On 12 January 2011, the Turkish Parliament passed Civil Procedural Law No. 6100 (The New Law), which will have abrogated and replaced the Law as of 1 October 2011. Although the New Law cannot be considered as a breakthrough in Turkish litigation practice, it brings forth a number of useful procedural mechanisms which would obviously have an accelerating effect in respect of court proceedings. Some noteworthy features of the New Law are as follows:

  • The most essential change introduced by the New Law is incontestably the establishment of a new procedural phase called “preliminary investigation” (on inceleme). Pursuant to the current practice of the Law, each party to a certain case submits two petitions to the court including their respective claims and arguments before the “investigation” phase of the case begins. Most of the time, these petitions are submitted at the first hearings. Since intervals between hearings are usually a few months in Turkey, the first hearings of the cases are only held for the submission of the parties’ mutual petitions/evidences and last a couple of minutes (!). No need to say that this practice is not effective at all and makes both the parties and the court lose too much time. The New Law puts an end to this “absurdity”. In accordance with Articles 137 to 140 of the New Law, no hearing shall be held by the court before parties’ respective pre-investigation petitions have been submitted to it. Even the latter would be sufficient to shorten cases almost a year.Moreover, once the pre-investigation petitions are submitted, a “preliminary investigation hearing” shall be held. The preliminary investigation hearing has a very important feature: Article 140 of the New Law provides that, in such hearing, the court shall order the parties to submit their respective evidences that they have not submitted yet (if any) in 2 (two) weeks the latest. Any party failing to submit its evidences within such term shall forfeit the right to submit additional evidence and the court shall immediately proceed to the “investigation” phase whereby it would evaluate the parties’ petitions/evidences collectively and subsequently make its judgment. This provision is also extremely useful because under the current practice of the Law, defendants acting in bad faith purposely protract court cases through late submission of their evidences. The New Law eliminates this weakness of the Law too.

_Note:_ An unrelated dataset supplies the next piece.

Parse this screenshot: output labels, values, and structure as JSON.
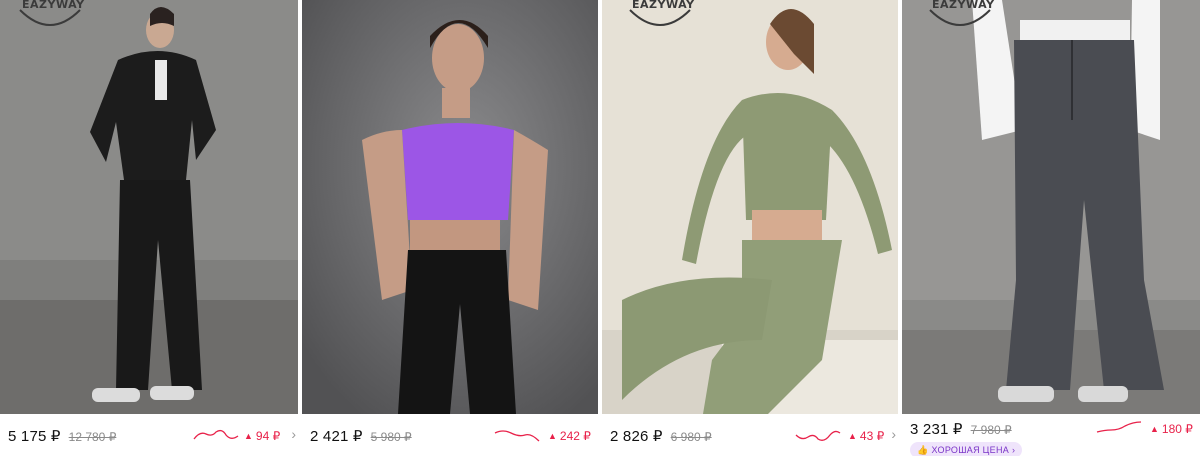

  •  Article 107 provides for the possibility of filing cases with indefinite monetary claims: When filing its case, a certain claimant does not always know the exact amount of money that it should claim. According to New Law, in the event a claimant files its case as an “indefinite-receivable case” (belirsiz alacak davasi), it shall be entitled to freely raise the amount of its monetary claims once the amount of such claims is crystallized throughout court investigation.


  • Article 109 expressly allows claimants to file “partial cases”: Sometimes, when filing its case, a claimant knows the amount of money that it should claim, but it does not prefer to claim all of it. Pursuant to New Law, claimants shall have the option of filing partial cases (kismi dava), which would make them pay less court charges and especially take less monetary risk. 2 •


  • Two out of the four different case investigation types in the Law have been abrogated by the New Law, which would make Turkish procedural law much less complex.